Published Friday, January 04, 2013
There’s a table in my house that has a ton of history. It’s an English Pub table that I bought as an antique many years ago at a sweet little store in Newnan. It had lived more than 100 years in England and I found myself eager to own it.
It was love at first sight. Not only because it was an awesome piece but also because I needed a table that would easily convert to a slightly larger table when needed.
It was the days of The Great Hotdog Famine, that time when we had more house than money due to job changes. Many years later we would discover that the kids thought The Famine was an international condition and not confined to our Moreland address. On their behalf, I must add that without the convenience of Internet browsing it was difficult to confirm either way.
Since it was in The Famine era, I had little cash to buy a table, pub or otherwise. But I loved it and it would be just perfect for my family. So I put it on layaway. And I paid on it forever and a day, until that wonderful moment when I wrote that last check, hauled it to the car and took it home.
The table was perfect then and is perfect now. There are stains all over the top from years of homework, circles from hot summer days of sweating iced tea glasses, and even a black marker that somehow found it’s way off the page of an art project.
But it’s not just the convenient size and even the character of the table that I love; it’s more about what it symbolized then and now.
This table seats two perfectly, but has leaves that snuggle beneath its top, just waiting to be pulled like a drawer. In a matter of seconds it will seat six, or eight to ten if you squish everyone in just right.
Regardless of its capacity to seat more, the table has been positioned to seat two the entire time it has been in my house. It was my very own reminder that when the kids grew up and moved away, Ninja Man and I would be the only two left at that table. It made me more aware of keeping our identity so that when that day came, we might not lose who we were as a couple.
Seeing a table for two every day was worth those short moments it took to set it up for dinner by pulling out the leaves. I was forever reminded that he is my sweetheart.
During our hardest financial times I’d set that table with a candle and wine glasses for date night. The meal was never memorable and we rarely had more than Kool-Aid but the moments were unforgettable. Sometimes we’d play board games with the kids, everyone gathered around that table, just laughing and having some family time.
Today that little English Pub table sits adjacent to the huge island in my kitchen. It is marred, scarred, blemished and stained and I love it.
Ninja Man prepared a wonderful meal on New Year’s Day. There was steak from the grill, shrimp and lobster.

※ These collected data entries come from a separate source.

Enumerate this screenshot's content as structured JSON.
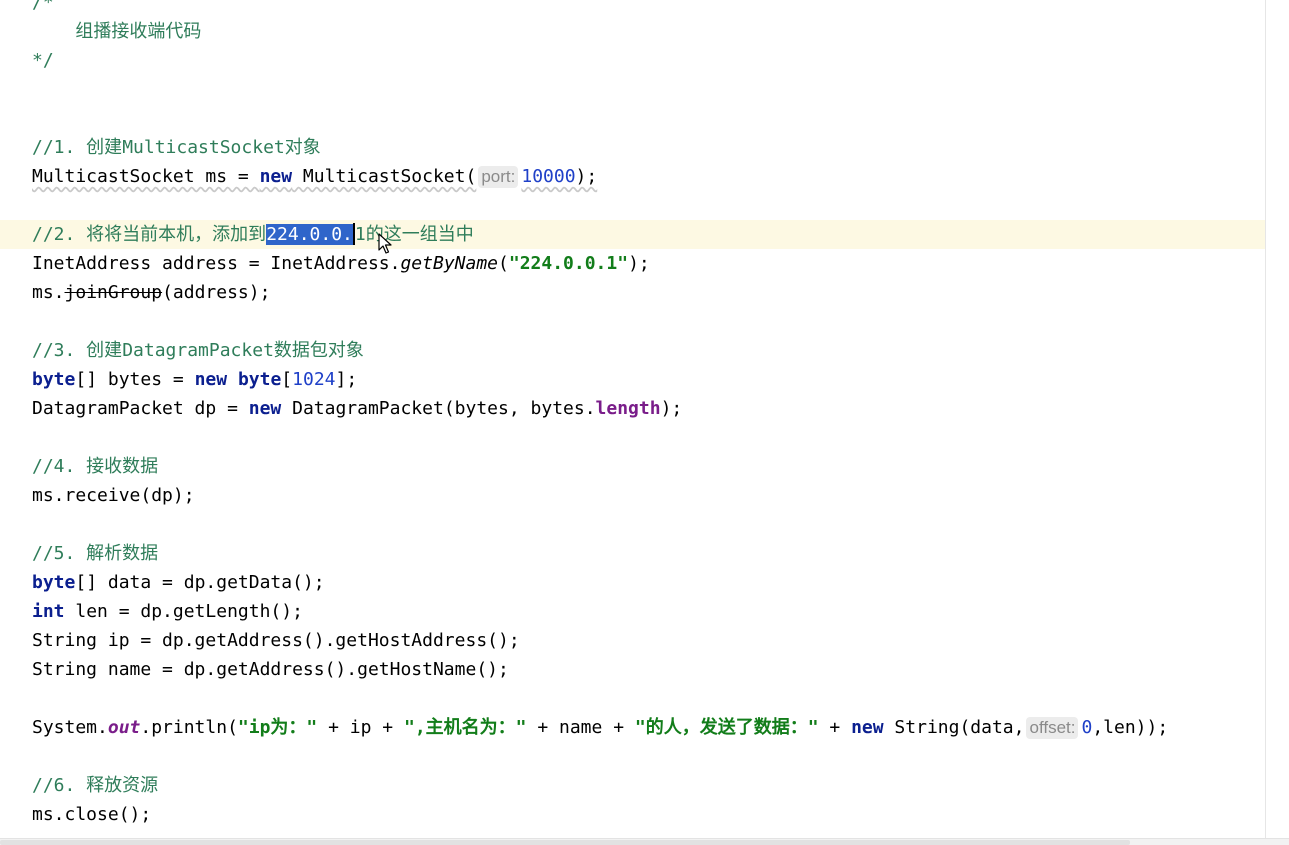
{
  "editor": {
    "comment_block": {
      "open": "/*",
      "text": "    组播接收端代码",
      "close": "*/"
    },
    "step1": {
      "comment_prefix": "//1. 创建",
      "comment_code": "MulticastSocket",
      "comment_suffix": "对象",
      "code_type": "MulticastSocket ms = ",
      "code_new": "new",
      "code_ctor": " MulticastSocket(",
      "hint": "port:",
      "arg": "10000",
      "code_end": ");"
    },
    "step2": {
      "comment_prefix": "//2. 将将当前本机，添加到",
      "comment_selected": "224.0.0.",
      "comment_after_caret": "1",
      "comment_suffix": "的这一组当中",
      "line1_start": "InetAddress address = InetAddress.",
      "line1_method": "getByName",
      "line1_open": "(",
      "line1_string": "\"224.0.0.1\"",
      "line1_end": ");",
      "line2_start": "ms.",
      "line2_method": "joinGroup",
      "line2_end": "(address);"
    },
    "step3": {
      "comment_prefix": "//3. 创建",
      "comment_code": "DatagramPacket",
      "comment_suffix": "数据包对象",
      "line1_kw1": "byte",
      "line1_mid1": "[] bytes = ",
      "line1_kw2": "new",
      "line1_sp": " ",
      "line1_kw3": "byte",
      "line1_open": "[",
      "line1_num": "1024",
      "line1_end": "];",
      "line2_start": "DatagramPacket dp = ",
      "line2_kw": "new",
      "line2_mid": " DatagramPacket(bytes, bytes.",
      "line2_field": "length",
      "line2_end": ");"
    },
    "step4": {
      "comment": "//4. 接收数据",
      "code": "ms.receive(dp);"
    },
    "step5": {
      "comment": "//5. 解析数据",
      "line1_kw": "byte",
      "line1_rest": "[] data = dp.getData();",
      "line2_kw": "int",
      "line2_rest": " len = dp.getLength();",
      "line3": "String ip = dp.getAddress().getHostAddress();",
      "line4": "String name = dp.getAddress().getHostName();",
      "print_start": "System.",
      "print_field": "out",
      "print_call": ".println(",
      "print_str1": "\"ip为：\"",
      "print_mid1": " + ip + ",
      "print_str2": "\",主机名为：\"",
      "print_mid2": " + name + ",
      "print_str3": "\"的人，发送了数据：\"",
      "print_mid3": " + ",
      "print_new": "new",
      "print_mid4": " String(data,",
      "print_hint": "offset:",
      "print_num": "0",
      "print_end": ",len));"
    },
    "step6": {
      "comment": "//6. 释放资源",
      "code": "ms.close();"
    }
  },
  "colors": {
    "keyword": "#0b1f8f",
    "comment": "#2f7d5a",
    "string": "#127d1a",
    "number": "#1f40c8",
    "field": "#7a1d8a",
    "current_line": "#fdf9e3",
    "selection": "#2f65ca"
  },
  "icons": {
    "mouse_cursor": "arrow-cursor-icon"
  }
}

I whipped up a salad and we placed it all on the little table. First our blessing and then the meal, and in short time we were finished and the table was empty again.
Once I’d cleaned the kitchen, I wiped down the old table with a dishcloth. It creaked a bit as I paused to run my hand over the old stains. I pushed one chair into place, then the other and glanced across the room at my husband.
I smiled. It’s just like I thought it might be. I’ll have that table for two, please.